1 Introduction

In recent years, parallel programming models have evolved dramatically. While, historically, the main focus of research has been on exploiting multi-core/many-core processors with the expectation of an increasing number of cores per chip, the emergence of increasingly heterogeneous computing has changed the landscape. We have moved from a scenario that is mostly dominated by OpenMP [1] at the node level and by MPI [2] at the cluster level towards a new situation where GPUs and other accelerators are starting to have a pervasive presence in the target parallel platforms.

The presence of GPUs in the Top 500 Supercomputer list [3] has also been increasing. In this new scenario, both new and existing applications need to be adapted to deal with different and complex hardware environments. The number of legacy applications that need to be ported to multiple heterogeneous architectures makes it necessary to improve the process of transforming existing applications to new programming models.

Parallel patterns have been in use since the 90s [4]. They have emerged as a way of expressing parallelism in existing sequential applications, providing a way of raising the abstraction level and making it possible to ensure a proper separation of concerns between the application semantics and technical implementation details. Many algorithms match a parallel pattern approach, and patterns are easily exploitable by heterogeneous parallel architectures [5]. With the emergence of heterogeneous platforms, patterns have been shown to be an excellent way to express algorithms that can then been mapped to multiple architectures, so reducing the software development effort.

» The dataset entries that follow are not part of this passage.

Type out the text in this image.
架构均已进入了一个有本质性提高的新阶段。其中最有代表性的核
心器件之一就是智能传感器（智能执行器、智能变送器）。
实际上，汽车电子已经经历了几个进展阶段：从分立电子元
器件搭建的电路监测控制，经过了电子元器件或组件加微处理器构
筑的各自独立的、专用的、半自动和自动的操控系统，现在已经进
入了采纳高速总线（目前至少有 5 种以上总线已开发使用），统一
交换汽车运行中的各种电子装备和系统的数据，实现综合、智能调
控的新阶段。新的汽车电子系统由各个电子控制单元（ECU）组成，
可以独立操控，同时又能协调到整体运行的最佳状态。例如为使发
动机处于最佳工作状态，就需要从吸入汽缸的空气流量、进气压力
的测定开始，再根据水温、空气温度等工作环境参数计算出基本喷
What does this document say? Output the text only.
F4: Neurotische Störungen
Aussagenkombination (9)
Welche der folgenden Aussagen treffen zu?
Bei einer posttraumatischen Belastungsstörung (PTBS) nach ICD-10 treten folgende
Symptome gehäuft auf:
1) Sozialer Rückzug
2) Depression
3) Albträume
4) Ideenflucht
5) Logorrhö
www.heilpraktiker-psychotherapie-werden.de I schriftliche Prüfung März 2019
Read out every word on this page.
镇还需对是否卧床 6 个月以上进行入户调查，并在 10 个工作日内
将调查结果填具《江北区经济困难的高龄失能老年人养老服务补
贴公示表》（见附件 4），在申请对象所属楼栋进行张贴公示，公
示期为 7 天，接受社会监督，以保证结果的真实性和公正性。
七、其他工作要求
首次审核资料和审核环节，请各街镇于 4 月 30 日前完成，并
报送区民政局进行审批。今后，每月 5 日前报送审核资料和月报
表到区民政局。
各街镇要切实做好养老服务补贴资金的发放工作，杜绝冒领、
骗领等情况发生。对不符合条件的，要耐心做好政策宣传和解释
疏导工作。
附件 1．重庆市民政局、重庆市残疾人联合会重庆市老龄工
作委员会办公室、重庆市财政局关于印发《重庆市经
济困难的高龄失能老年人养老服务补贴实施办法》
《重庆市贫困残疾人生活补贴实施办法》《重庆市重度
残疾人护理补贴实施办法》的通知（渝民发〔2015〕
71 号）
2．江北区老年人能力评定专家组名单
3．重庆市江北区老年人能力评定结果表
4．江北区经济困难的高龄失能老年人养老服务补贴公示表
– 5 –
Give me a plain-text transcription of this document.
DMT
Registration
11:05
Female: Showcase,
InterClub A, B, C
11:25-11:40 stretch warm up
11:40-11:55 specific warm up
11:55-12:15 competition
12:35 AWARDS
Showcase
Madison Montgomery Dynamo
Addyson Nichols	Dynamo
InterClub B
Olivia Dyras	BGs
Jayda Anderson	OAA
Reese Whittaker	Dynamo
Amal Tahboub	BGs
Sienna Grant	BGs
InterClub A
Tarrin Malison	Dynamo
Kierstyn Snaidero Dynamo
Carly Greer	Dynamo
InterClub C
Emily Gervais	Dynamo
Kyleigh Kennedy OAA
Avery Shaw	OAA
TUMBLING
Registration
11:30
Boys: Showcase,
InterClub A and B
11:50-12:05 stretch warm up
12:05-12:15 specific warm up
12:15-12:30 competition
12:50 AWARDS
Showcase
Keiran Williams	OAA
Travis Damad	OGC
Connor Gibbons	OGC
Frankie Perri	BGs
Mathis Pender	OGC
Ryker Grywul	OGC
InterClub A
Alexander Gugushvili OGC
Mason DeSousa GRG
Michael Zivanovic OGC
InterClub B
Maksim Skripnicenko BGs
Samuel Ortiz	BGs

Several recent research projects have attempted to provide a holistic approach that combines the need for transforming legacy applications with mechanisms for expressing application semantics in suitable abstractions that can then been mapped efficiently to different heterogeneous architectures. For example, the REPARA and ParaPhrase projects [6, 7] have focused on partitioning applications into components that can be deployed on different heterogeneous devices through software refactoring mechanisms. The recent RePhrase project [8] extended this to take a software engineering approach where automated identification and transformation of patterns are central.

In summary, the hardware landscape has changed dramatically over the last decade from homogeneous multi-processor and multi-core systems to a more diverse environment where different kinds of accelerators comprise a central part of the infrastructure. GPUs have become dominant amongst these accelerators, bringing new programming models as first-class citizens. Within this new research space, there is a need to express application semantics independently from specific programming models as well as to perform transformations on legacy sequential applications.

2 Special issue presentation

This special issue includes five exciting new research contributions. Two of these correspond to extended research contributions from the Repara 2016 workshop that was held in conjunction with the 16th IEEE International Conference on Scalable Computing and Communication, in Toulouse, France, during July 2016. The remaining three contributions were selected from an open call for papers.

In “Exploring the interoperability of remote GPGPU virtualization using rCUDA and directive-based programming models” [9], Castelló et al. study the integration of two directive-based programming models, OmpSs and OpenACC, to make use of remote virtualized CUDA devices through rCUDA. This work moves towards a scenario where applications do not need a full manual rewrite for moving from local GPGPU to the use of remote GPGPUs.

In “MeterPU: a generic measurement abstraction API” [10], Lu and Kessler present a low overhead abstraction layer for taking measurements on time and energy consumption from different hardware components in an heterogeneous platform. They show how this abstraction layer can be used in optimization frameworks, providing examples for autotuned skeleton back-end selection that can be used for optimizing for speed or energy.

In “Data stream processing via code annotations” [11], Danelutto et al. show how code annotations can be used to express stream parallelism. The code can be transformed to a concrete implementation (in this case the FastFlow library) through source-to-source transformation. This approach has been evaluated as a feasible way of performing quick prototyping on different parallelization strategies. The work that has been presented in this paper is an excellent example of how existing streaming applications can be refactored to target new architectures.

In “Assessing and discovering parallelism in C++ code for heterogeneous platforms” [12], Sanchez et al. introduce AKI as an automatic kernel identification and annotation tool aiming to identify potential kernels from C++ sequential applications. Classifying kernels that can be executed in heterogeneous devices is a relevant step towards better reengineering of software in situations where heterogeneous devices are included in parallel platforms.

Finally, in “A parallel pattern for iterative stencil + reduce” [13], Aldinucci et al. present a new pattern: the iterative stencil-reduce that can be used to simplify a category of data-parallel applications. This pattern can generalize more simple data patterns, both data parallel and stream parallel. The work presented provides a valuable case study of how parallel patterns can be generalized, and also how they can help to express application semantics separated from implementation-specific details.

In summary, the papers included in this special issue are representative of the excellent progress that the research community is making towards better approaches for reengineering software in parallel heterogeneous platforms. They highlight many innovative new techniques, and suggest exciting new research directions that will enable better and easier utilization of heterogeneous parallel hardware in future parallel applications.